Ciertamente, la ciencia más actual, sea la física de las partículas elementales que entregan a otras partículas determinadas propiedades -el bosón de Higgs, tan de moda, da la masa-, o sea, la biología molecular, donde hay aminoácidos mensajeros y códigos, está centrada en metáforas de la comunicación que tienen pretensiones de realidad plena y, efectivamente, así es a juzgar por los impresionantes resultados.

El código genético sería una de esas metáforas de comunicación que se vuelven ciertas y reales. Todo se puede reducir a información y por lo tanto a bits de información. La vida en último término es un paquete de datos materiales. El caso es saber cuáles son los datos importantes y significativos y cómo enlazarlos -en qué orden y mediante qué mecanismos- con otros tramos de información material significativa. «De los 500 genes que manejamos en origen para determinar los que son esenciales para la vida hay algunos cuya función todavía no conocemos», ha dicho Venter, que, sin embargo, espera en menos de seis meses llegar al Santo Grial. Quiere llegar desde cero, sólo desde materiales inertes, a la síntesis de una célula, la forma más elemental de vida, pero en todo caso de vida plena e indiscutible.

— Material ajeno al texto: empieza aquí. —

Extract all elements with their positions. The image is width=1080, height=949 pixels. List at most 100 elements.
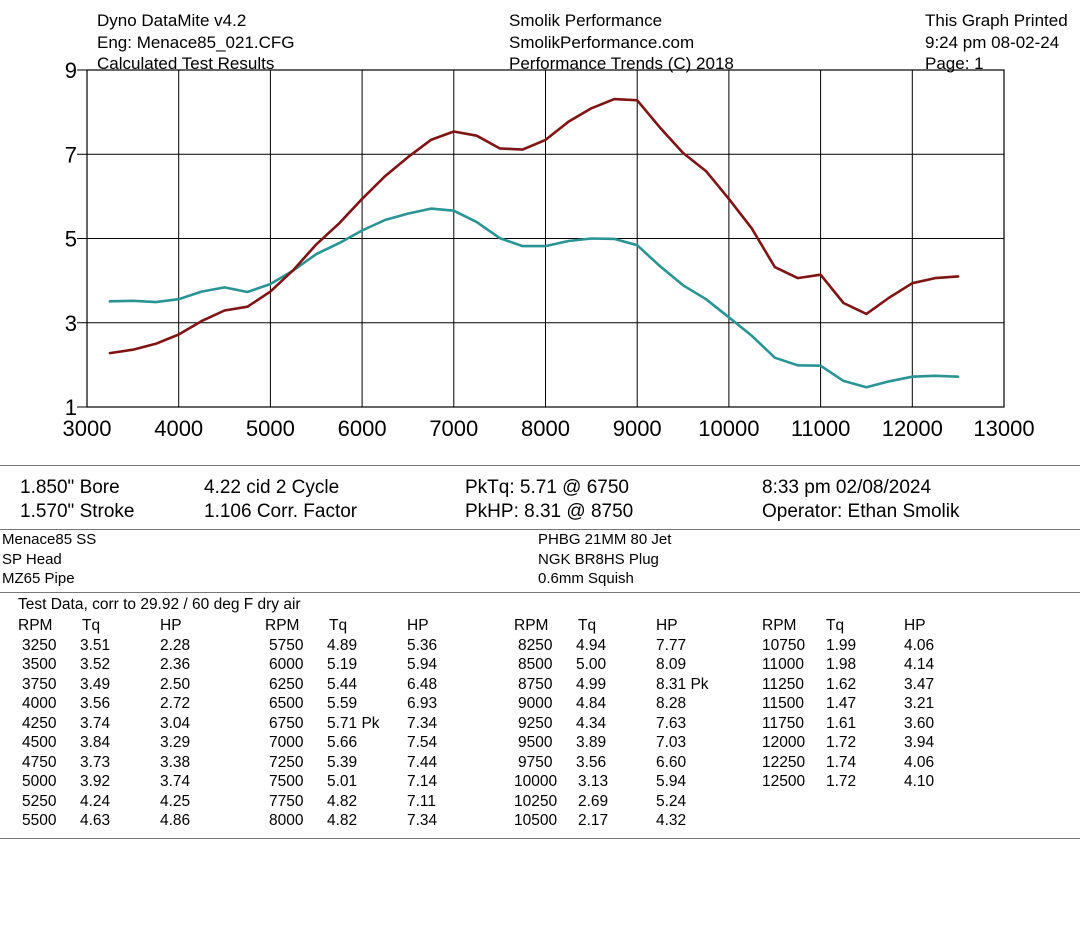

El debate no ya científico sino filosófico puede quedar arrumbado porque la definición común de vida es sólo funcional, y si lo que construye Venter funciona, es vida y punto. Unos cantarán al científico americano como el nuevo Prometeo que ha robado el fuego a los dioses, y otros lo maldecirán como una nueva versión, temible por exitosa, del doctor Frankenstein. En todo caso, en el Trinity College están acostumbrados a sorpresas aun mayores, siquiera sea por parte de narradores y escritores.